- Born: 16 July 1966 (age 59)
- Allegiance: Bangladesh
- Branch: Bangladesh Army
- Service years: 1989 – 2022
- Rank: Major General
- Service number: BA - 3575
- Unit: East Bengal Regiment
- Commands: GOC of 33rd Infantry Division; Commandant of BIPSOT; Commander of President Guard Regiment; Commander of 52nd Infantry Brigade;
- Awards: Sena Gourab Padak(SGP)

= Jahangir Harun =

Bangladeshi general

Jahangir Harun SGP, ndc, afwc, psc is a retired major general in the Bangladesh Army. He was GOC of the 33rd Infantry Division and area commander, Cumilla Area. Prior to joining there, he served as commandant of Bangladesh Institute of Peace Support Operation Training (BIPSOT).

== Career ==
He was commissioned with the 20th BMA Long Course on 23 June 1989. Harun served as commander of the PGR when he was a brigadier general.

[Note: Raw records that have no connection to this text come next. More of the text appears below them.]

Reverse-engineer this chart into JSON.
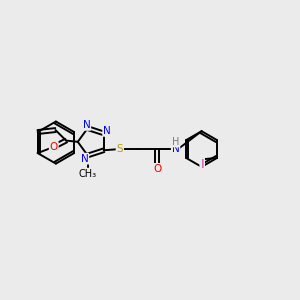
{
  "bg_color": "#ebebeb",
  "bond_color": "#000000",
  "atom_colors": {
    "N": "#0000ff",
    "O": "#ff0000",
    "S": "#b8a000",
    "I": "#cc44aa",
    "H": "#7a7a7a",
    "C": "#000000"
  },
  "lw": 1.4,
  "fontsize": 7.5
}
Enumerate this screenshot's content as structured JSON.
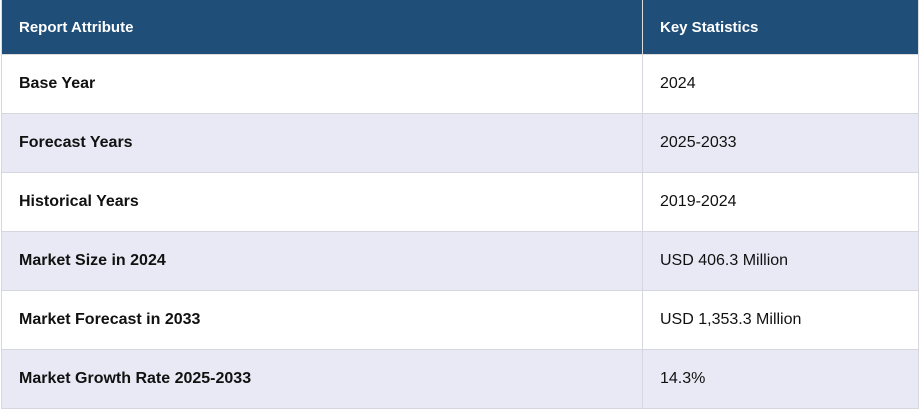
{
  "table": {
    "headers": [
      "Report Attribute",
      "Key Statistics"
    ],
    "rows": [
      {
        "attribute": "Base Year",
        "value": "2024"
      },
      {
        "attribute": "Forecast Years",
        "value": "2025-2033"
      },
      {
        "attribute": "Historical Years",
        "value": "2019-2024"
      },
      {
        "attribute": "Market Size in 2024",
        "value": "USD 406.3 Million"
      },
      {
        "attribute": "Market Forecast in 2033",
        "value": "USD 1,353.3 Million"
      },
      {
        "attribute": "Market Growth Rate 2025-2033",
        "value": "14.3%"
      }
    ]
  },
  "colors": {
    "header_bg": "#1f4e79",
    "header_text": "#ffffff",
    "row_alt_bg": "#e8e9f4",
    "row_bg": "#ffffff"
  }
}
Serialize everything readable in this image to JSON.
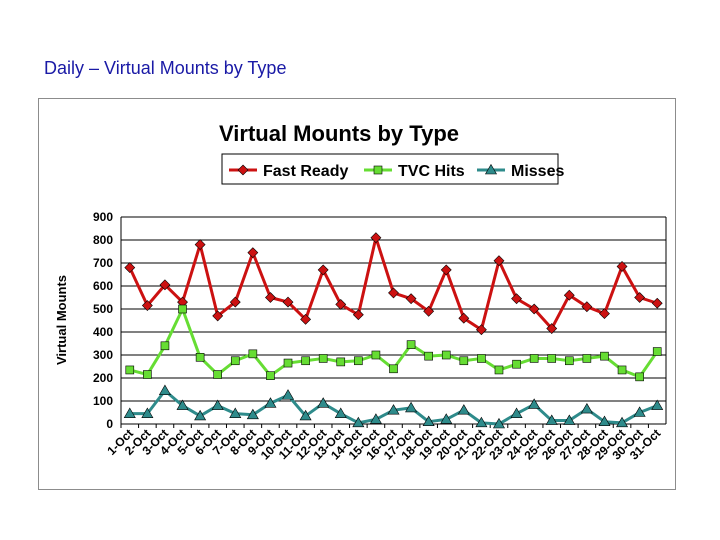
{
  "slide": {
    "title": "Daily – Virtual Mounts by Type"
  },
  "chart_data": {
    "type": "line",
    "title": "Virtual Mounts by Type",
    "xlabel": "",
    "ylabel": "Virtual Mounts",
    "ylim": [
      0,
      900
    ],
    "yticks": [
      "0",
      "100",
      "200",
      "300",
      "400",
      "500",
      "600",
      "700",
      "800",
      "900"
    ],
    "grid": true,
    "legend_position": "top",
    "categories": [
      "1-Oct",
      "2-Oct",
      "3-Oct",
      "4-Oct",
      "5-Oct",
      "6-Oct",
      "7-Oct",
      "8-Oct",
      "9-Oct",
      "10-Oct",
      "11-Oct",
      "12-Oct",
      "13-Oct",
      "14-Oct",
      "15-Oct",
      "16-Oct",
      "17-Oct",
      "18-Oct",
      "19-Oct",
      "20-Oct",
      "21-Oct",
      "22-Oct",
      "23-Oct",
      "24-Oct",
      "25-Oct",
      "26-Oct",
      "27-Oct",
      "28-Oct",
      "29-Oct",
      "30-Oct",
      "31-Oct"
    ],
    "series": [
      {
        "name": "Fast Ready",
        "color": "#cc1111",
        "marker": "diamond",
        "values": [
          680,
          515,
          605,
          530,
          780,
          470,
          530,
          745,
          550,
          530,
          455,
          670,
          520,
          475,
          810,
          570,
          545,
          490,
          670,
          460,
          410,
          710,
          545,
          500,
          415,
          560,
          510,
          480,
          685,
          550,
          525
        ]
      },
      {
        "name": "TVC Hits",
        "color": "#66dd33",
        "marker": "square",
        "values": [
          235,
          215,
          340,
          500,
          290,
          215,
          275,
          305,
          210,
          265,
          275,
          285,
          270,
          275,
          300,
          240,
          345,
          295,
          300,
          275,
          285,
          235,
          260,
          285,
          285,
          275,
          285,
          295,
          235,
          205,
          315
        ]
      },
      {
        "name": "Misses",
        "color": "#2e8b8b",
        "marker": "triangle",
        "values": [
          45,
          45,
          145,
          80,
          35,
          80,
          45,
          40,
          90,
          125,
          35,
          90,
          45,
          5,
          20,
          60,
          70,
          10,
          20,
          60,
          5,
          0,
          45,
          85,
          15,
          15,
          65,
          10,
          5,
          50,
          80
        ]
      }
    ]
  }
}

During the Corona pandemic, he played a pivotal role to control to raise awareness about coronavirus. Under his supervision, 33 Infantry Division celebrated Armed Forces Day by awarded one thousand freedom fighters and their families. He also serves as chairman of the governing body of Mainamati Golf and Country Club.